While there are some disadvantages to using Hegel’s model in this way (oversimplification is a danger I’ve run into here, especially in my overly narrow use of these terms, and some limitations I’ll indicate in the final paragraphs) it provides a structural context that’s temptingly grounding. But this example – while it shows a great way to take up Hegelian insight – is yet still a bit crude as an explanation of Hegel’s dialectics.
In Hegel’s Phenomenology of Spirit, dialectical movement is not just a flow of changing phases, but a movement of determinate negation; a bud becomes an flower by negation of the flower. Hegel describes it thus:
The bud disappears in the bursting-forth of the blossom, and one might say that the former is refuted by the latter; similarly, when the fruit appears, the blossom is shown up in its turn as a false manifestation of the plant, and the fruit now emerges as the truth of it instead. These forms are not just distinguished from one another, they also supplant one another as mutually incompatible. Yet at the same time their fluid nature makes them moment of an organic unity in which they not only do not conflict, but in which each is as necessary as the other; and this mutual necessity alone constitutes the life of the whole.

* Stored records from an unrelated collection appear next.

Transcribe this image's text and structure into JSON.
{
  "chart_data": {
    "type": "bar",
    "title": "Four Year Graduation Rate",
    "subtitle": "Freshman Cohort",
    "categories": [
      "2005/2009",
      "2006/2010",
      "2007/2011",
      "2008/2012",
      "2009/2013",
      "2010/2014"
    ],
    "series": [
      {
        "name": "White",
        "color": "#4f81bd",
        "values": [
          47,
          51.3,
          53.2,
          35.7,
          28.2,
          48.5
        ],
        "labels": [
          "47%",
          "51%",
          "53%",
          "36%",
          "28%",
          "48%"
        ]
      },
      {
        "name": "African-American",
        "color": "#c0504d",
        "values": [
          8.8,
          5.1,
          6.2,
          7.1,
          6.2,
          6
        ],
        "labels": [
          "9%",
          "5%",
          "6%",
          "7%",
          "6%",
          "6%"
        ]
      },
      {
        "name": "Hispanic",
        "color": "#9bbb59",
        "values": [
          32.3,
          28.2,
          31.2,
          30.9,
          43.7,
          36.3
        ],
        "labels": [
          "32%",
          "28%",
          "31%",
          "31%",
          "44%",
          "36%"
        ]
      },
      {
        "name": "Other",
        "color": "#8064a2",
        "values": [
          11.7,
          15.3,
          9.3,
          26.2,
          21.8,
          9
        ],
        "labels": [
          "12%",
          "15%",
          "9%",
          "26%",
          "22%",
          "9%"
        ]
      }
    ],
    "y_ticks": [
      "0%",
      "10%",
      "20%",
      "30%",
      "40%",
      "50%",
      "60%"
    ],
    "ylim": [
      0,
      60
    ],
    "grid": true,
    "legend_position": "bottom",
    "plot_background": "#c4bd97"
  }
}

But if we’re to use this notion as more than a model for immediate movement, we need to go further. For the truth of reality – Absolute Knowledge – it is not simply enough to progress through moments, changing from one thing to another, making false that which was once true and making true that which was once only possible. It requires enlightenment and awareness of what guides this movement. Spirit is an awareness of how these moments can be both different and yet the same. Absolute Knowledge is awareness of this notion, an understanding that the truth of a thing is the whole of its separate moments. It is more than a collection of negated substance, but a systematic knowing of the organization of subject. Substance becomes subject through a recognition of the unity of the whole, and it is only then that the notion can be said to be known.